If not for this store, would I have set out on this journey I am on? Probably not. But, like I said, this store is a place where dreams come true.

Week 18

April 19, 2010

Today is the first day of week 18 of our 36 week training plan. By this time next week, we will be half way there. Do I feel half way there? No. Am I telling myself that I am? Yes.


This weekend was a turning point for me. There was a moment where I really knew within my heart of hearts that my goal is one I can obtain. It was on a five mile run that completed my four hour brick. A brick is when you do two disciplines in a row; so swim, then bike; bike, then run; etc.

On the run, I had a moment where I felt in my bones that I would finish this race. It was going to be rough, long, and the hardest thing I've ever done. But, for a moment, I believed I would finish.

Hopefully, the belief made a connection in my brain and the seed only grows stronger as time goes on. Either way, in 18 weeks, I'll set out on my 17 hour race that I've spent thousands of hours working towards.

Monday, April 12, 2010

Back in the Game

Sunday was the first time I have run more than five miles since the day of my worst decision ever. Almost six months ago, I did a marathon. I had an amzing time in the destination city, I had an amzing race, and I was so happy to finally run a marathon. So happy, in fact, that I figured why not do another one a couple weeks later?

A bib came across my lap, and I simply could not resist. I went into the Marine Corps Marathon thinking, "You can do this, you just did one, don't push yourself, but get to the finish line." After the first mile, my knees felt as if I'd already done ten. Mile eight and a sharp downhill forced my knees to buckle under pressure they weren't ready to bear. It was just too soon. I knew right then that it was going to be a looong day. Four and a half hours later, I crossed the finish line.

Doing that race was one of the worst decisions I've ever made, and one that I am still regretting to this day. My eyes were bigger than my body. All the racing I had done that year led me to believe I was up for back to back 26.2 milers. That day was a humbling one. I spent the better part of five hours debating whether it was better to quit and save my body the beating I was giving it or to finish despite the pain and adversity. Unfortunately, my sticktoitveness prevailed on that day.

The following weeks, then months, were spent hobbling, icing, stretching, medicating, and phsyical therapying. This was the first time in my life where I could not do what I wanted to do because of an injury. I never realized the frustration and fear that comes with injury. As someone who lives by making plans and setting goals, it drove me crazy to have no idea when these injuries would recover.

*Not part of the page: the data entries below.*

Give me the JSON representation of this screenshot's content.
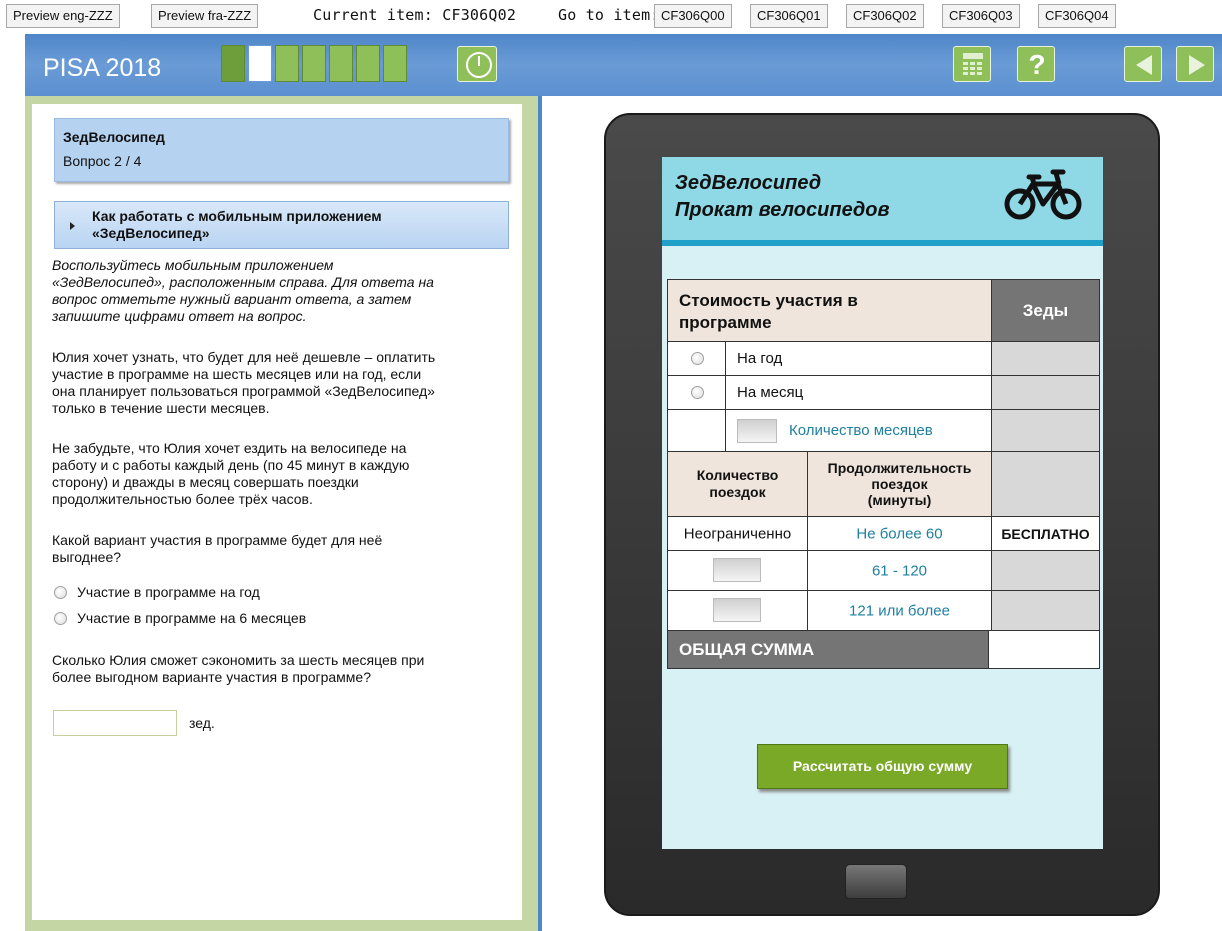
{
  "topbar": {
    "preview_eng": "Preview eng-ZZZ",
    "preview_fra": "Preview fra-ZZZ",
    "current_label": "Current item:",
    "current_value": "CF306Q02",
    "goto_label": "Go to item:",
    "items": [
      "CF306Q00",
      "CF306Q01",
      "CF306Q02",
      "CF306Q03",
      "CF306Q04"
    ]
  },
  "header": {
    "title": "PISA 2018",
    "progress": {
      "total": 7,
      "current": 2
    },
    "icons": [
      "timer-icon",
      "calculator-icon",
      "help-icon",
      "back-arrow-icon",
      "next-arrow-icon"
    ]
  },
  "left": {
    "unit_title": "ЗедВелосипед",
    "unit_question": "Вопрос 2 / 4",
    "howto_line1": "Как работать с мобильным приложением",
    "howto_line2": "«ЗедВелосипед»",
    "instructions": [
      "Воспользуйтесь мобильным приложением",
      "«ЗедВелосипед», расположенным справа. Для ответа на",
      "вопрос отметьте нужный вариант ответа, а затем",
      "запишите цифрами ответ на вопрос."
    ],
    "para1": [
      "Юлия хочет узнать, что будет для неё дешевле – оплатить",
      "участие в программе на шесть месяцев или на год, если",
      "она планирует пользоваться программой «ЗедВелосипед»",
      "только в течение шести месяцев."
    ],
    "para2": [
      "Не забудьте, что Юлия хочет ездить на велосипеде на",
      "работу и с работы каждый день (по 45 минут в каждую",
      "сторону) и дважды в месяц совершать поездки",
      "продолжительностью более трёх часов."
    ],
    "question1": [
      "Какой вариант участия в программе будет для неё",
      "выгоднее?"
    ],
    "options": [
      "Участие в программе на год",
      "Участие в программе на 6 месяцев"
    ],
    "question2": [
      "Сколько Юлия сможет сэкономить за шесть месяцев при",
      "более выгодном варианте участия в программе?"
    ],
    "answer_unit": "зед."
  },
  "app": {
    "title_line1": "ЗедВелосипед",
    "title_line2": "Прокат велосипедов",
    "cost_header": "Стоимость участия в программе",
    "cost_header_l1": "Стоимость участия в",
    "cost_header_l2": "программе",
    "zeds_header": "Зеды",
    "option_year": "На год",
    "option_month": "На месяц",
    "months_count": "Количество месяцев",
    "trips_header_l1": "Количество",
    "trips_header_l2": "поездок",
    "duration_header_l1": "Продолжительность",
    "duration_header_l2": "поездок",
    "duration_header_l3": "(минуты)",
    "row1_trips": "Неограниченно",
    "row1_duration": "Не более 60",
    "row1_price": "БЕСПЛАТНО",
    "row2_duration": "61 - 120",
    "row3_duration": "121 или более",
    "total_label": "ОБЩАЯ СУММА",
    "calc_button": "Рассчитать общую сумму"
  }
}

Since extra time in the pool never hurts, I spent my days doing what I could, minimizing my impact, and working with what I had, so to speak. About a month ago, I put on my running shoes again for the first time since race day, I laced them up and set out. My legs were strong, but my tendons tender. The conversation kept me going, and in the end, I did the whole five miles. One of the happiest days of my life! Knowing things would be ok was huge.

So over the next four weeks, I would run or run/walk up to an hour but never go near the ten miles that I would face at Cherry Blossom. Ten miles for average Joe Shmoe is hard, but ten miles for the former me was a breeze. So I wondered, where on the spectrum would I fall? I hardly slept the night before, worried that I might not even be able to go the distance. Race day came, the weather was amazing (even though the cherry blossoms had long since peaked and withered), and I was excited about being back at the starting line.

An hour and forty-three minutes later, I crossed the finish line, screaming and pumping my fist the whole way! Another best day.